Inesperada, aunque tardíamente, apareció ante mí Aragorn. Me confortó saber que al menos él seguía con vida, pues era un guerrero valiente que había guiado bien a la Comunidad a partir de la caída de Mithrandir en el puente de Khazad-dum. Me sentí en un principio receloso de su persona por reclamar el título de heredero al trono de Gondor, cuando yo no estaba bien seguro de que fuera el legítimo descendiente de Isildur, además de que no confiaba en que pudiera afrontar la responsabilidad tan grande de gobernar a mi pueblo. Pensaba en que un simple montaraz no podría estar emparentado con los antiguos y gloriosos señores de Gondor, pero no  es bueno fiarse de las apariencias, ya que aprendí que éstas ocultan a menudo la verdadera  personalidad de quien las lleva. Aragorn  demostró ser no sólo un buen capitán de la Comunidad, sino también alguien digno de ser coronado como rey de Gondor y aún me siento orgulloso de haber marchado a su lado. Incluso en esos momentos me enorgullecía tenerlo cerca de mí, a pesar de que hubiera preferido contar con su presencia minutos antes de la batalla y así hubiéramos triunfado. Él se acercó a mí y le informe que se habían llevado a Merry y a Pippin además de que le confesé, arrepentido y sin poder ocultárselo más, lo que quise hacer con Frodo. Su mirada era compasiva  e irradiaba el perdón que tanto necesitaba sentir.
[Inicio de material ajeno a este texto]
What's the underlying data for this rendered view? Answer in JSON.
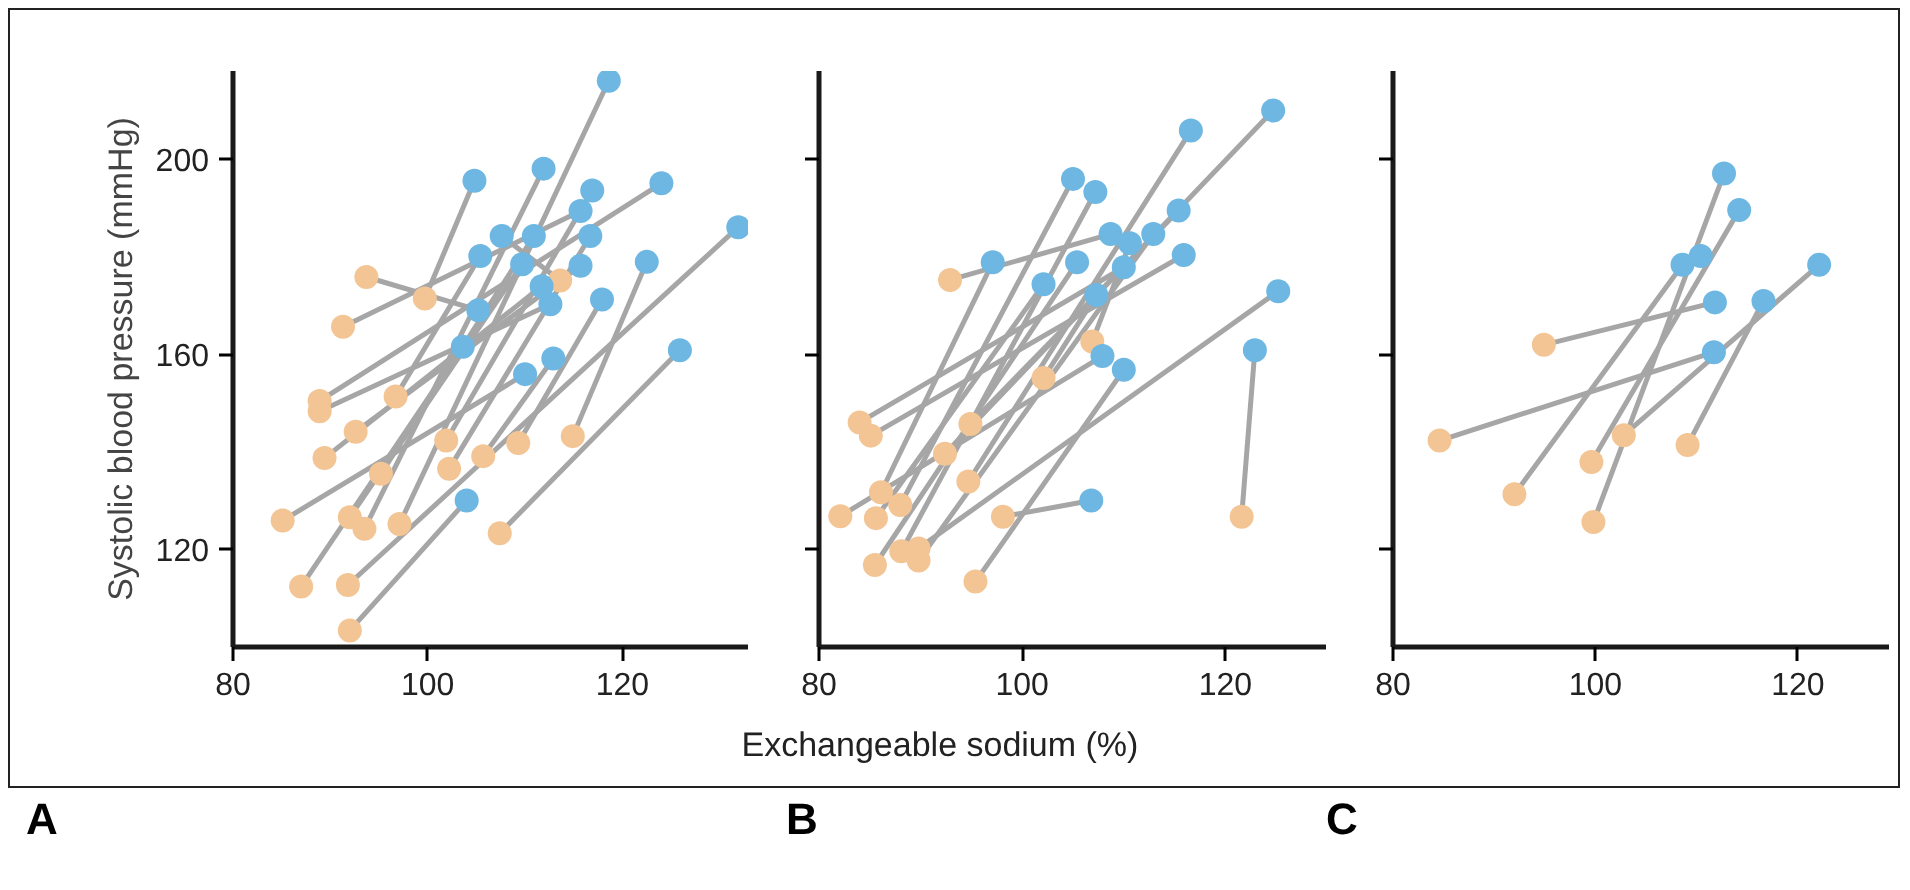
{
  "chart_data": [
    {
      "type": "line",
      "title": "A",
      "ylabel": "Systolic blood pressure (mmHg)",
      "marker": "circle",
      "xlim": [
        80,
        133
      ],
      "ylim": [
        100,
        218
      ],
      "xticks": [
        80,
        100,
        120
      ],
      "yticks": [
        120,
        160,
        200
      ],
      "series": [
        {
          "x": [
            93.7,
            105.2
          ],
          "values": [
            175.8,
            169
          ],
          "color": "#a6a6a6",
          "colors": [
            "#f3c594",
            "#6db7e2"
          ]
        },
        {
          "x": [
            99.7,
            104.8
          ],
          "values": [
            171.4,
            195.5
          ],
          "color": "#a6a6a6",
          "colors": [
            "#f3c594",
            "#6db7e2"
          ]
        },
        {
          "x": [
            113.6,
            107.6
          ],
          "values": [
            175.1,
            184.2
          ],
          "color": "#a6a6a6",
          "colors": [
            "#f3c594",
            "#6db7e2"
          ]
        },
        {
          "x": [
            91.3,
            115.7
          ],
          "values": [
            165.6,
            189.3
          ],
          "color": "#a6a6a6",
          "colors": [
            "#f3c594",
            "#6db7e2"
          ]
        },
        {
          "x": [
            88.9,
            124.0
          ],
          "values": [
            150.4,
            195.0
          ],
          "color": "#a6a6a6",
          "colors": [
            "#f3c594",
            "#6db7e2"
          ]
        },
        {
          "x": [
            88.9,
            112.6
          ],
          "values": [
            148.3,
            170.2
          ],
          "color": "#a6a6a6",
          "colors": [
            "#f3c594",
            "#6db7e2"
          ]
        },
        {
          "x": [
            96.7,
            105.4
          ],
          "values": [
            151.3,
            180.1
          ],
          "color": "#a6a6a6",
          "colors": [
            "#f3c594",
            "#6db7e2"
          ]
        },
        {
          "x": [
            92.6,
            115.7
          ],
          "values": [
            144.1,
            178.1
          ],
          "color": "#a6a6a6",
          "colors": [
            "#f3c594",
            "#6db7e2"
          ]
        },
        {
          "x": [
            89.4,
            111.7
          ],
          "values": [
            138.7,
            173.9
          ],
          "color": "#a6a6a6",
          "colors": [
            "#f3c594",
            "#6db7e2"
          ]
        },
        {
          "x": [
            101.9,
            116.9
          ],
          "values": [
            142.3,
            193.5
          ],
          "color": "#a6a6a6",
          "colors": [
            "#f3c594",
            "#6db7e2"
          ]
        },
        {
          "x": [
            105.7,
            112.9
          ],
          "values": [
            139.1,
            159.1
          ],
          "color": "#a6a6a6",
          "colors": [
            "#f3c594",
            "#6db7e2"
          ]
        },
        {
          "x": [
            109.3,
            117.9
          ],
          "values": [
            141.8,
            171.2
          ],
          "color": "#a6a6a6",
          "colors": [
            "#f3c594",
            "#6db7e2"
          ]
        },
        {
          "x": [
            114.9,
            122.5
          ],
          "values": [
            143.2,
            178.9
          ],
          "color": "#a6a6a6",
          "colors": [
            "#f3c594",
            "#6db7e2"
          ]
        },
        {
          "x": [
            95.2,
            110.9
          ],
          "values": [
            135.5,
            184.2
          ],
          "color": "#a6a6a6",
          "colors": [
            "#f3c594",
            "#6db7e2"
          ]
        },
        {
          "x": [
            102.2,
            116.7
          ],
          "values": [
            136.5,
            184.2
          ],
          "color": "#a6a6a6",
          "colors": [
            "#f3c594",
            "#6db7e2"
          ]
        },
        {
          "x": [
            85.1,
            110.0
          ],
          "values": [
            125.9,
            155.9
          ],
          "color": "#a6a6a6",
          "colors": [
            "#f3c594",
            "#6db7e2"
          ]
        },
        {
          "x": [
            92.0,
            109.7
          ],
          "values": [
            126.6,
            178.4
          ],
          "color": "#a6a6a6",
          "colors": [
            "#f3c594",
            "#6db7e2"
          ]
        },
        {
          "x": [
            93.5,
            111.9
          ],
          "values": [
            124.2,
            198
          ],
          "color": "#a6a6a6",
          "colors": [
            "#f3c594",
            "#6db7e2"
          ]
        },
        {
          "x": [
            97.1,
            118.6
          ],
          "values": [
            125.2,
            216
          ],
          "color": "#a6a6a6",
          "colors": [
            "#f3c594",
            "#6db7e2"
          ]
        },
        {
          "x": [
            107.4,
            125.9
          ],
          "values": [
            123.3,
            160.8
          ],
          "color": "#a6a6a6",
          "colors": [
            "#f3c594",
            "#6db7e2"
          ]
        },
        {
          "x": [
            87.0,
            103.6
          ],
          "values": [
            112.4,
            161.5
          ],
          "color": "#a6a6a6",
          "colors": [
            "#f3c594",
            "#6db7e2"
          ]
        },
        {
          "x": [
            91.8,
            131.9
          ],
          "values": [
            112.7,
            186
          ],
          "color": "#a6a6a6",
          "colors": [
            "#f3c594",
            "#6db7e2"
          ]
        },
        {
          "x": [
            92.0,
            104
          ],
          "values": [
            103.4,
            130
          ],
          "color": "#a6a6a6",
          "colors": [
            "#f3c594",
            "#6db7e2"
          ]
        }
      ]
    },
    {
      "type": "line",
      "title": "B",
      "xlabel": "Exchangeable sodium (%)",
      "marker": "circle",
      "tick_labels": "x",
      "xlim": [
        80,
        130
      ],
      "ylim": [
        100,
        218
      ],
      "xticks": [
        80,
        100,
        120
      ],
      "yticks": [
        120,
        160,
        200
      ],
      "series": [
        {
          "x": [
            121.6,
            122.9
          ],
          "values": [
            126.7,
            160.8
          ],
          "color": "#a6a6a6",
          "colors": [
            "#f3c594",
            "#6db7e2"
          ]
        },
        {
          "x": [
            98.1,
            106.8
          ],
          "values": [
            126.7,
            130
          ],
          "color": "#a6a6a6",
          "colors": [
            "#f3c594",
            "#6db7e2"
          ]
        },
        {
          "x": [
            95.4,
            110
          ],
          "values": [
            113.4,
            156.8
          ],
          "color": "#a6a6a6",
          "colors": [
            "#f3c594",
            "#6db7e2"
          ]
        },
        {
          "x": [
            92.9,
            108.7
          ],
          "values": [
            175.2,
            184.6
          ],
          "color": "#a6a6a6",
          "colors": [
            "#f3c594",
            "#6db7e2"
          ]
        },
        {
          "x": [
            86.1,
            97.1
          ],
          "values": [
            131.7,
            178.8
          ],
          "color": "#a6a6a6",
          "colors": [
            "#f3c594",
            "#6db7e2"
          ]
        },
        {
          "x": [
            106.9,
            110.6
          ],
          "values": [
            162.6,
            182.7
          ],
          "color": "#a6a6a6",
          "colors": [
            "#f3c594",
            "#6db7e2"
          ]
        },
        {
          "x": [
            82.1,
            107.9
          ],
          "values": [
            126.8,
            159.6
          ],
          "color": "#a6a6a6",
          "colors": [
            "#f3c594",
            "#6db7e2"
          ]
        },
        {
          "x": [
            89.8,
            125.2
          ],
          "values": [
            120.2,
            172.9
          ],
          "color": "#a6a6a6",
          "colors": [
            "#f3c594",
            "#6db7e2"
          ]
        },
        {
          "x": [
            84.0,
            110
          ],
          "values": [
            146,
            177.8
          ],
          "color": "#a6a6a6",
          "colors": [
            "#f3c594",
            "#6db7e2"
          ]
        },
        {
          "x": [
            85.1,
            115.9
          ],
          "values": [
            143.3,
            180.3
          ],
          "color": "#a6a6a6",
          "colors": [
            "#f3c594",
            "#6db7e2"
          ]
        },
        {
          "x": [
            92.4,
            124.7
          ],
          "values": [
            139.6,
            209.9
          ],
          "color": "#a6a6a6",
          "colors": [
            "#f3c594",
            "#6db7e2"
          ]
        },
        {
          "x": [
            102.1,
            107.3
          ],
          "values": [
            155.1,
            172.1
          ],
          "color": "#a6a6a6",
          "colors": [
            "#f3c594",
            "#6db7e2"
          ]
        },
        {
          "x": [
            94.9,
            115.4
          ],
          "values": [
            145.7,
            189.4
          ],
          "color": "#a6a6a6",
          "colors": [
            "#f3c594",
            "#6db7e2"
          ]
        },
        {
          "x": [
            94.7,
            116.6
          ],
          "values": [
            133.9,
            205.8
          ],
          "color": "#a6a6a6",
          "colors": [
            "#f3c594",
            "#6db7e2"
          ]
        },
        {
          "x": [
            88.0,
            105
          ],
          "values": [
            129.1,
            195.9
          ],
          "color": "#a6a6a6",
          "colors": [
            "#f3c594",
            "#6db7e2"
          ]
        },
        {
          "x": [
            85.6,
            102.1
          ],
          "values": [
            126.4,
            174.3
          ],
          "color": "#a6a6a6",
          "colors": [
            "#f3c594",
            "#6db7e2"
          ]
        },
        {
          "x": [
            88.1,
            107.2
          ],
          "values": [
            119.6,
            193.2
          ],
          "color": "#a6a6a6",
          "colors": [
            "#f3c594",
            "#6db7e2"
          ]
        },
        {
          "x": [
            89.8,
            112.9
          ],
          "values": [
            117.7,
            184.6
          ],
          "color": "#a6a6a6",
          "colors": [
            "#f3c594",
            "#6db7e2"
          ]
        },
        {
          "x": [
            85.5,
            105.4
          ],
          "values": [
            116.8,
            178.8
          ],
          "color": "#a6a6a6",
          "colors": [
            "#f3c594",
            "#6db7e2"
          ]
        }
      ]
    },
    {
      "type": "line",
      "title": "C",
      "marker": "circle",
      "tick_labels": "x",
      "xlim": [
        80,
        129
      ],
      "ylim": [
        100,
        218
      ],
      "xticks": [
        80,
        100,
        120
      ],
      "yticks": [
        120,
        160,
        200
      ],
      "series": [
        {
          "x": [
            94.9,
            111.8
          ],
          "values": [
            161.9,
            170.6
          ],
          "color": "#a6a6a6",
          "colors": [
            "#f3c594",
            "#6db7e2"
          ]
        },
        {
          "x": [
            84.6,
            111.7
          ],
          "values": [
            142.3,
            160.4
          ],
          "color": "#a6a6a6",
          "colors": [
            "#f3c594",
            "#6db7e2"
          ]
        },
        {
          "x": [
            102.8,
            122.1
          ],
          "values": [
            143.4,
            178.3
          ],
          "color": "#a6a6a6",
          "colors": [
            "#f3c594",
            "#6db7e2"
          ]
        },
        {
          "x": [
            109.1,
            116.6
          ],
          "values": [
            141.4,
            170.9
          ],
          "color": "#a6a6a6",
          "colors": [
            "#f3c594",
            "#6db7e2"
          ]
        },
        {
          "x": [
            99.6,
            114.2
          ],
          "values": [
            137.9,
            189.5
          ],
          "color": "#a6a6a6",
          "colors": [
            "#f3c594",
            "#6db7e2"
          ]
        },
        {
          "x": [
            92,
            108.6
          ],
          "values": [
            131.3,
            178.3
          ],
          "color": "#a6a6a6",
          "colors": [
            "#f3c594",
            "#6db7e2"
          ]
        },
        {
          "x": [
            99.8,
            112.7
          ],
          "values": [
            125.6,
            197
          ],
          "color": "#a6a6a6",
          "colors": [
            "#f3c594",
            "#6db7e2"
          ]
        },
        {
          "x": [
            110.4
          ],
          "values": [
            180.1
          ],
          "color": "#a6a6a6",
          "colors": [
            "#6db7e2"
          ]
        }
      ]
    }
  ]
}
Quise decirle todo lo que pensaba y mis temores, pero un manto negro me cubrió la vista, mi voz se quebró y mi vida se extinguió.

Así fue el último día de mi existencia, y así acabaron mis días, aunque este relato todavía ha de proseguir un poco más. Después de mi fallecimiento aparecieron Legolas y Gimli, los cuáles acordaron junto con Aragorn que lo mejor sería darme una sepultura en el río, ya que contaban con pocos recursos para hacer uno terrenal. Trasladaron mi cuerpo inerte con sumo respeto y la depositaron en una de las barcas que se nos obsequiaron en Lothlórien a nuestra partida de ahí y, a su vez,mis amigos la transportaron río adentro hasta los rápidos del Rauros, donde la soltaron y la dejaron ir. Navegué de esa manera por todo el curso del Aunduin y, en cierto punto, mi estimado hermano Faramir encontró la barca con mi cadáver y confirmó que en verdad había muerto, pero la corriente me llevó todavía más allá hasta que desembocó en el Mar, el cuál se convirtió en mi última morada definitiva. Por otro lado, mi espíritu arribó a las Estancias de Mandos, en donde todos van al morir. Mi deceso causó dolor en quienes me apreciaron, y en vida cometí muchos errores, pero no he fracasado, como llegué a pensar antes de morir; porque también logré grandes hazañas que pocos pueden presumir, lo que es significativo. Ahora sé que Frodo cumplió su Misión y que Aragorn ocupó el trono que tanto merecía. La Oscuridad se acabó, y Gondor es mejor de lo que yo siempre pensé que podía ser. Ya no siento ningún pesar: mi cuerpo está en los dominios de Ulmo y mi espíritu se halla en completa paz. No puede haber nada mejor para alguien como yo.

El último día (tercera parte)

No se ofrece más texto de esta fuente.